I've been in development for 30+ years, and was QA for about 15 of that (also QA manager, and director of engineering, hiring both QA and developers.)
If you can get a QA job -- if you have tenacity, attention to detail, and can reliably show up for work -- then, yes, it's a fairly "easy" way to get a foot in the door.
However, do NOT fall for the romantic notion that game-tester means you "play games all day long." In fact, many people who become game-testers find that they come to really hate playing games in their spare time, as it "feels too much like work." In game testing, you may be asked to do things like
Play the same level 800 times until you can figure out the exact steps needed to make it mis-behave like it seems to about 1-in-50 times.
Skip all the cool parts of game-X and play this boring side-quest that nobody will ever do, because we need someone to test it.

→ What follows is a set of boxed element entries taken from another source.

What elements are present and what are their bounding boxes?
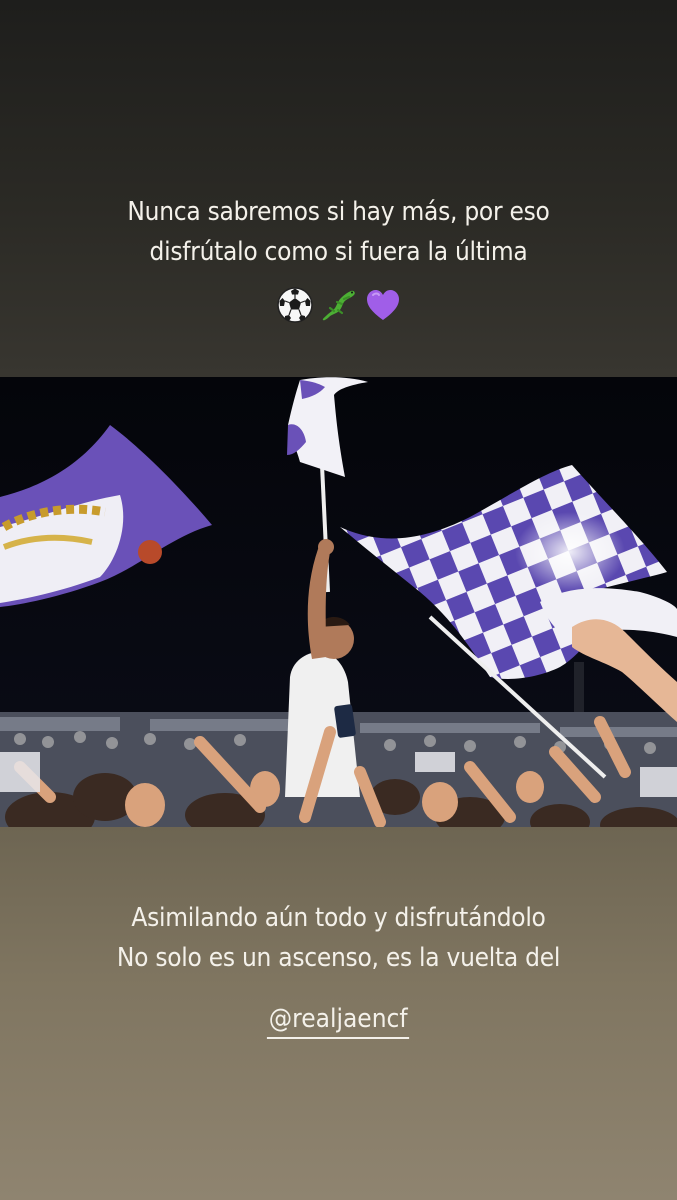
top-caption-line-2: disfrútalo como si fuera la última: [149, 237, 528, 267]
instagram-story: Nunca sabremos si hay más, por eso disfr…: [0, 0, 677, 1200]
top-caption: Nunca sabremos si hay más, por eso disfr…: [34, 192, 643, 272]
mention-sticker[interactable]: @realjaencf: [0, 1002, 677, 1039]
purple-heart-icon: [364, 286, 402, 324]
lizard-icon: [320, 286, 358, 324]
bottom-caption-line-1: Asimilando aún todo y disfrutándolo: [131, 903, 546, 933]
bottom-caption: Asimilando aún todo y disfrutándolo No s…: [34, 898, 643, 978]
bottom-caption-line-2: No solo es un ascenso, es la vuelta del: [116, 943, 561, 973]
mention-link[interactable]: @realjaencf: [267, 1002, 410, 1039]
emoji-row: [0, 286, 677, 324]
soccer-ball-icon: [276, 286, 314, 324]
top-caption-line-1: Nunca sabremos si hay más, por eso: [127, 197, 550, 227]
celebration-photo: [0, 377, 677, 827]
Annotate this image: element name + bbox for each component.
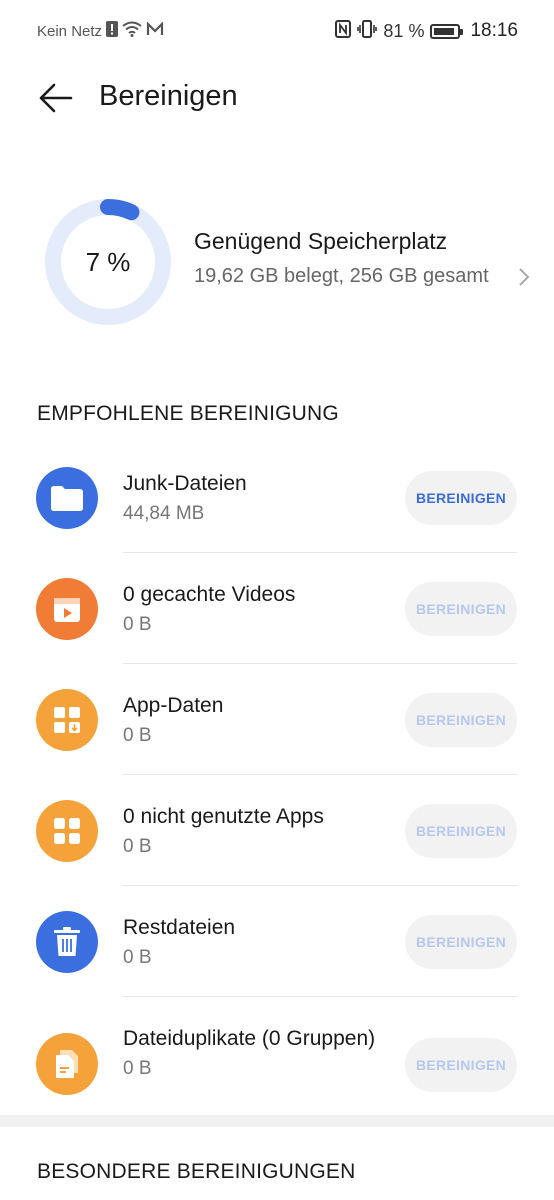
storage-summary: 7 % Genügend Speicherplatz 19,62 GB bele… — [0, 194, 554, 334]
folder-icon — [36, 467, 98, 529]
clean-button[interactable]: BEREINIGEN — [405, 471, 517, 525]
cleanup-item-name: Restdateien — [123, 916, 236, 939]
chevron-right-icon — [519, 267, 530, 286]
cleanup-item-size: 0 B — [123, 836, 152, 857]
cleanup-item-name: Dateiduplikate (0 Gruppen) — [123, 1027, 376, 1050]
vibrate-icon — [357, 19, 378, 43]
cleanup-item-size: 0 B — [123, 947, 152, 968]
page-title: Bereinigen — [99, 80, 238, 112]
cleanup-row-texts: Dateiduplikate (0 Gruppen) 0 B — [123, 1025, 393, 1080]
clean-button[interactable]: BEREINIGEN — [405, 915, 517, 969]
cleanup-row[interactable]: App-Daten 0 B BEREINIGEN — [0, 664, 554, 775]
cleanup-item-name: App-Daten — [123, 694, 224, 717]
recommended-list: Junk-Dateien 44,84 MB BEREINIGEN 0 gecac… — [0, 442, 554, 1137]
alert-icon — [106, 21, 119, 41]
clean-button[interactable]: BEREINIGEN — [405, 1038, 517, 1092]
storage-usage-text: 19,62 GB belegt, 256 GB gesamt — [194, 265, 489, 287]
status-right: 81 % 18:16 — [335, 19, 518, 43]
clean-button[interactable]: BEREINIGEN — [405, 582, 517, 636]
cleanup-row[interactable]: 0 gecachte Videos 0 B BEREINIGEN — [0, 553, 554, 664]
cleanup-item-size: 44,84 MB — [123, 503, 205, 524]
cleanup-row[interactable]: Junk-Dateien 44,84 MB BEREINIGEN — [0, 442, 554, 553]
storage-status-title: Genügend Speicherplatz — [194, 228, 448, 254]
cleanup-row-texts: Junk-Dateien 44,84 MB — [123, 470, 393, 525]
cleanup-item-size: 0 B — [123, 1058, 152, 1079]
section-divider-band — [0, 1115, 554, 1127]
battery-percent: 81 % — [383, 20, 425, 41]
recommended-section-header: EMPFOHLENE BEREINIGUNG — [37, 402, 339, 425]
cleanup-row-texts: App-Daten 0 B — [123, 692, 393, 747]
app-data-icon — [36, 689, 98, 751]
cleanup-item-name: Junk-Dateien — [123, 472, 247, 495]
status-left: Kein Netz — [37, 21, 164, 41]
clean-button[interactable]: BEREINIGEN — [405, 693, 517, 747]
cleanup-item-name: 0 nicht genutzte Apps — [123, 805, 324, 828]
cleanup-row-texts: 0 nicht genutzte Apps 0 B — [123, 803, 393, 858]
cleanup-row-texts: 0 gecachte Videos 0 B — [123, 581, 393, 636]
mail-icon — [146, 21, 164, 40]
nfc-icon — [335, 19, 352, 43]
video-icon — [36, 578, 98, 640]
cleanup-row[interactable]: 0 nicht genutzte Apps 0 B BEREINIGEN — [0, 775, 554, 886]
clean-button[interactable]: BEREINIGEN — [405, 804, 517, 858]
cleanup-row-texts: Restdateien 0 B — [123, 914, 393, 969]
back-arrow-icon — [39, 83, 73, 113]
cleanup-item-name: 0 gecachte Videos — [123, 583, 296, 606]
apps-grid-icon — [36, 800, 98, 862]
back-button[interactable] — [36, 78, 76, 118]
carrier-label: Kein Netz — [37, 22, 103, 40]
cleanup-row[interactable]: Restdateien 0 B BEREINIGEN — [0, 886, 554, 997]
special-section-header: BESONDERE BEREINIGUNGEN — [37, 1160, 356, 1183]
storage-details-link[interactable]: Genügend Speicherplatz 19,62 GB belegt, … — [194, 228, 530, 288]
clock: 18:16 — [470, 20, 518, 41]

Write-up your findings in excruciating detail, such that someone else can step-through your instructions and see exactly what you saw, but without asking anyone any questions -- they have to be able to do it from just your written instructions.
Also, you need to be passionate, but without too much ego. That is, you have to care enough to want to make things better, but ok with frequent shooting-down of your ideas for improvement, and not let it drive you bonkers.
Back to your original question: what makes being software-QA (games or otherwise) an easy entry-level position is that the skill-set is something that anyone can develop, and doesn't require a lot of schooling. As above, tenacity, attention to detail and reliability are more important than many technical skills.
It's also a good growth position. It's easy for a motivated person to go from "entry level QA" to "lead tester" in just a couple of years, and promotion opportunities are many.
While it CAN lead to a development position, typically QA and developer skill sets are very different.
It's also a lot of hard, frustrating work. It is NOT "playing games all day long"! Some folks love it, some folks leave to do something more enjoyable, like flipping burgers. The difference lies with the individual more than with the job.
Btw, if you want to beef up your resume for an entry-level game-tester position, volunteer to do some beta-testing for games online, and learn how to write a decent bug report. (You can Google this. A good report is not "paladins suck" or "the space orb needs nerfed." Find out what it means to write a good bug report and then go out and write some. When you go to a job interview, take along 2-3 of your best to show, and explain that you have no professional training, but that this is what you were able to learn on your own. That's valuable skills, right there.